Lei non avrebbe voluto muoversi, ma comprendeva di essere più dannosa che altro così uscì. In un lampo Francis si accorse che così avrebbe potuto controllare il perimetro, nel caso venissero attaccati di nuovo. Non era una cosa a cui avrebbe mai pensato prima di quello che era accaduto a Salt Lake City.
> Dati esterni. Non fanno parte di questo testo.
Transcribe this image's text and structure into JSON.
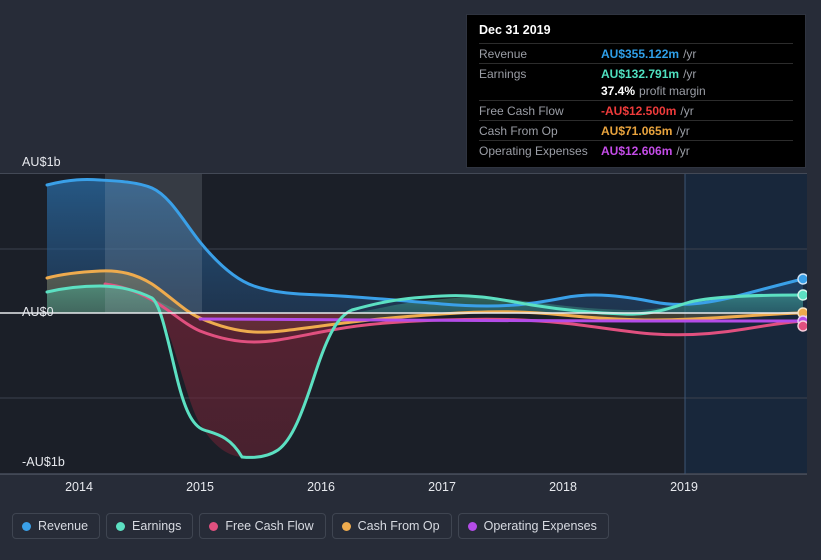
{
  "axes": {
    "y_labels": [
      "AU$1b",
      "AU$0",
      "-AU$1b"
    ],
    "x_labels": [
      "2014",
      "2015",
      "2016",
      "2017",
      "2018",
      "2019"
    ]
  },
  "tooltip": {
    "date": "Dec 31 2019",
    "rows": [
      {
        "key": "Revenue",
        "value": "AU$355.122m",
        "unit": "/yr",
        "color": "#2f9fe8"
      },
      {
        "key": "Earnings",
        "value": "AU$132.791m",
        "unit": "/yr",
        "color": "#4fe0c0"
      },
      {
        "key": "",
        "value": "37.4%",
        "unit": "profit margin",
        "color": "#ffffff"
      },
      {
        "key": "Free Cash Flow",
        "value": "-AU$12.500m",
        "unit": "/yr",
        "color": "#ef3b3b"
      },
      {
        "key": "Cash From Op",
        "value": "AU$71.065m",
        "unit": "/yr",
        "color": "#e8a33d"
      },
      {
        "key": "Operating Expenses",
        "value": "AU$12.606m",
        "unit": "/yr",
        "color": "#c44ce8"
      }
    ]
  },
  "legend": {
    "items": [
      {
        "label": "Revenue",
        "color": "#3aa0e8"
      },
      {
        "label": "Earnings",
        "color": "#5ce0c2"
      },
      {
        "label": "Free Cash Flow",
        "color": "#e0507f"
      },
      {
        "label": "Cash From Op",
        "color": "#eeab4e"
      },
      {
        "label": "Operating Expenses",
        "color": "#b44ce8"
      }
    ]
  },
  "chart_data": {
    "type": "area",
    "title": "",
    "xlabel": "",
    "ylabel": "AU$",
    "currency": "AU$",
    "xlim": [
      2013.73,
      2020.0
    ],
    "ylim": [
      -1000,
      1000
    ],
    "x_tick_values": [
      2014,
      2015,
      2016,
      2017,
      2018,
      2019
    ],
    "x_tick_labels": [
      "2014",
      "2015",
      "2016",
      "2017",
      "2018",
      "2019"
    ],
    "y_tick_values": [
      1000,
      0,
      -1000
    ],
    "y_tick_labels": [
      "AU$1b",
      "AU$0",
      "-AU$1b"
    ],
    "units": "millions AU$",
    "grid": true,
    "legend_position": "bottom",
    "highlight_line_x": 2019.0,
    "x": [
      2013.73,
      2014.0,
      2014.25,
      2014.5,
      2014.75,
      2015.0,
      2015.25,
      2015.5,
      2015.75,
      2016.0,
      2016.25,
      2016.5,
      2016.75,
      2017.0,
      2017.25,
      2017.5,
      2017.75,
      2018.0,
      2018.25,
      2018.5,
      2018.75,
      2019.0,
      2019.25,
      2019.5,
      2019.75,
      2020.0
    ],
    "series": [
      {
        "name": "Revenue",
        "color": "#3aa0e8",
        "values": [
          855,
          880,
          880,
          862,
          760,
          640,
          520,
          430,
          400,
          392,
          382,
          372,
          362,
          352,
          345,
          338,
          335,
          342,
          355,
          362,
          356,
          344,
          338,
          344,
          352,
          358
        ]
      },
      {
        "name": "Earnings",
        "color": "#5ce0c2",
        "values": [
          185,
          200,
          196,
          175,
          90,
          -660,
          -905,
          -955,
          -952,
          -870,
          -460,
          -100,
          10,
          45,
          72,
          88,
          92,
          78,
          58,
          45,
          48,
          64,
          98,
          126,
          133,
          133
        ]
      },
      {
        "name": "Free Cash Flow",
        "color": "#e0507f",
        "values": [
          null,
          null,
          225,
          212,
          160,
          60,
          -55,
          -98,
          -110,
          -104,
          -74,
          -38,
          -14,
          -6,
          -2,
          2,
          6,
          5,
          2,
          -4,
          -18,
          -38,
          -48,
          -44,
          -24,
          -12.5
        ]
      },
      {
        "name": "Cash From Op",
        "color": "#eeab4e",
        "values": [
          235,
          258,
          262,
          248,
          205,
          110,
          10,
          -40,
          -52,
          -44,
          -12,
          14,
          28,
          36,
          44,
          54,
          60,
          58,
          48,
          38,
          34,
          38,
          48,
          62,
          70,
          71
        ]
      },
      {
        "name": "Operating Expenses",
        "color": "#b44ce8",
        "values": [
          null,
          null,
          null,
          null,
          null,
          38,
          36,
          34,
          32,
          30,
          28,
          26,
          24,
          22,
          20,
          19,
          18,
          17,
          16,
          15,
          14,
          13.5,
          13.2,
          13,
          12.8,
          12.6
        ]
      }
    ],
    "end_markers": [
      {
        "name": "Revenue",
        "value": 358,
        "color": "#3aa0e8"
      },
      {
        "name": "Earnings",
        "value": 133,
        "color": "#5ce0c2"
      },
      {
        "name": "Cash From Op",
        "value": 71,
        "color": "#eeab4e"
      },
      {
        "name": "Operating Expenses",
        "value": 12.6,
        "color": "#b44ce8"
      },
      {
        "name": "Free Cash Flow",
        "value": -12.5,
        "color": "#e0507f"
      }
    ]
  }
}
«Le sta molto a cuore.» spiegò «Anche lei ha vissuto un dramma simile, come sapete in certe situazioni estreme si vengono a creare dei legami strani, ma molto forti.»

«Kyoko non ci aveva mai parlato di lei.» disse la signora Paulson, quasi sospettosa. Poi scosse la testa. «In realtà non ci ha detto quasi niente del suo passato.»

Francis sorrise benevolmente. «Immagino crediate assurda la nostra pretesa di rintracciarla ora.»

«Se riusciste... voi non avete idea... quanto ci farebbe piacere.»